Both the Grand Orient of the Netherlands and the Dutch federation of Le Droit Humain have noticed the upcoming of Esperanto. In one Bulletin Farwerck himself writes that he himself and F. Faulhaber were appointed to try to have more lodges to know about Esperanto. Faulhaber even tried to have a formal meeting in the language. Another man active for the cause within the same organisation was Karl Schwabenthal who published in the Bulletin in Esperanto.

With Faulhaber we have a link to the early Esperanto movement in the Netherlands. His first name was Frits and Faulhaber lived from 1893 until 1979, so he was an almost exact contemporary to Farwerck.
Faulhaber was born and died in Amsterdam, but he married a Czech wife who was also an active ‘Esperantist’. Faulhaber became best known for working for his cause in labour circles. He was active in the Dutch branch of the Federacio de Laboristaj Esperantistoj, the labour Esperanto federation since 1912. He would join, and lead, other Esperanto movements, wrote and translated books, held radio speeches and tried to introduce the language in the Dutch army.

Not unexpectedly, also internationally there were Masonic Esperanto attempts. A later umbrella called Internationale Freimaurer Liga (1920) had a Swiss chairman, Uhlman, who started to write rituals in Esperanto. When this Liga had its congress in Den Haag (The Hague), the Netherlands, in 1924, J.H. Carpentier Alting held a speech; Alting, the author that Farwerck refers to a lot.

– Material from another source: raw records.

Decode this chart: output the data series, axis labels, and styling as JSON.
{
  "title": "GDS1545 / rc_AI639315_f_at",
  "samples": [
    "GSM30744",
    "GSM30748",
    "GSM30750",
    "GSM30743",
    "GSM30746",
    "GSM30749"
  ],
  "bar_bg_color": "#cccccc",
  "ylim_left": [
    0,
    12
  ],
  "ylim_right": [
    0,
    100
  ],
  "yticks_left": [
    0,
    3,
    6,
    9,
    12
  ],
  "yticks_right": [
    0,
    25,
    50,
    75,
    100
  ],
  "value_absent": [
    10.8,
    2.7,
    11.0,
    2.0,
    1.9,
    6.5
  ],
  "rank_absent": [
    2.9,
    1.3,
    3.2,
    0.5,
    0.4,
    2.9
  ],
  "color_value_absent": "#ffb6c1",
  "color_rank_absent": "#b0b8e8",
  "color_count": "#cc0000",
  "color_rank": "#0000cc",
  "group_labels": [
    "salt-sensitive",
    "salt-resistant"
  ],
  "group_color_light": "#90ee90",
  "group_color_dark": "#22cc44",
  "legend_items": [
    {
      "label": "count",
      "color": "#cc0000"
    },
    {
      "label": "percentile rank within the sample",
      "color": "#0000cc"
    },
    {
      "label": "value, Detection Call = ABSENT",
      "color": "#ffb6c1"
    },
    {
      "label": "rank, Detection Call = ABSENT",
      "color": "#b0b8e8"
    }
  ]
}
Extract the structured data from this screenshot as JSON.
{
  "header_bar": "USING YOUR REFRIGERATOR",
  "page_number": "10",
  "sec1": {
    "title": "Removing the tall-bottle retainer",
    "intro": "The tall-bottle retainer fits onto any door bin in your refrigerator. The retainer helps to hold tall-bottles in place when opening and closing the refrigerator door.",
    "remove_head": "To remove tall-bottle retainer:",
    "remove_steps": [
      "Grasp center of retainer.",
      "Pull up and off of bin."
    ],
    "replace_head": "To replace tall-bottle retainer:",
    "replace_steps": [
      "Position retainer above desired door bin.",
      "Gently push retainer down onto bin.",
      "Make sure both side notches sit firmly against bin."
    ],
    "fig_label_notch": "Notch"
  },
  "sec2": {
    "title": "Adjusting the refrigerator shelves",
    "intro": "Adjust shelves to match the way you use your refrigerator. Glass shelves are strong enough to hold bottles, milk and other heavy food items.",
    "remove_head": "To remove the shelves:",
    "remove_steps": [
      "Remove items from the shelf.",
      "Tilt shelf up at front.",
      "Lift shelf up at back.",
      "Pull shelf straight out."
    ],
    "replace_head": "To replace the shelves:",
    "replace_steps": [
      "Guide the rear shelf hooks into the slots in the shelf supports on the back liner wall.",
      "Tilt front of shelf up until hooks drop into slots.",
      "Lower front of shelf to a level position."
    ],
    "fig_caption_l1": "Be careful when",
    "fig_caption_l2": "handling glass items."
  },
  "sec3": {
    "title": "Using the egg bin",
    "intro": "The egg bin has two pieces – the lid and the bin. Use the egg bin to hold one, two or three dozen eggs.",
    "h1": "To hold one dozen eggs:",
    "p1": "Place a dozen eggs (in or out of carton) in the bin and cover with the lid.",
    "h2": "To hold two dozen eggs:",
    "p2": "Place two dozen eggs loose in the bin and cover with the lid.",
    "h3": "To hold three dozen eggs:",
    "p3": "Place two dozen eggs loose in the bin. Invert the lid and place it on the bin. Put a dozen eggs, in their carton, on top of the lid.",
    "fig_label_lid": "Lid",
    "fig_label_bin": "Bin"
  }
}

Alting would later be the Grandmaster of the Dutch Grand Orient (and his successor Van Tongeren also showed an interest in the cause), so also within “regular” Dutch Freemasonry there were ears for the possibilities of Esperanto.

There was also the periodical Esperanto Triumfonta in which Farwerck is mentioned as a contact a couple of times. See here. It is in this same periodical that we can read about a new lodge in Frankfurt. There was an Esperanto congress in Frankfurt. Some of the people present came up with the idea to found a lodge and Farwerck, perhaps as head of the Dutch federation of Le Droit Humain, cooperated founding the lodge under the banner of Le Droit Humain Netherlands. The lodge initially even worked in Esperanto.

Farwerck, Faulhaber and Schwabentahl have were involved in this lodge and later also an Esperanto lodge in Prague.

Also suggestive that in that same year (1922) the French federation of Le Droit Humain founded an Esperanto committee of which the Grand Master was a member. Farwerck was to be the Dutch representative for the Dutch federation under that Grand Master later that year.

Another eye-cathing name in the Esperanto movement is J.C.W. Onderdenwijngaard (original name Polak) who caused a temporary men-only split-off of the Grand Orient of the Netherlands. This was the only period in which there was “irregular” men-only Freemasonry in the Netherlands. Onderdenwijngaard was an active promotor of international Freemasonry, a ‘project’ that (naturally) ran parallel to the experiments with Esperanto within Freemasonry.

It is an interesting thought that three things came together in this period. People tried to build international Masonic collaborations, incorporated a movement for a new international language that could help in this regard and then mixed gender Freemasonry also rises, the first organisation (Le Droit Humain) is organised internationally. Farwerck seems to have played his role in all this.

Both World Wars were not helpfull to either Freemasonry in general, but especially not to the Esperanto movement (both were forbidden by the occupying forces). Freemasonry relived after the World Wars. Mixed gender Freemasonry never got really big, but the (Masonic) Esperanto movements virtually disappeared. Also international Masonic organisations seem to come (and sometimes go) in waves. Some were started in the last decades, but you no longer hear about Esperanto. I guess the fact that almost everybody learns English at school, has made Esperanto obsolete.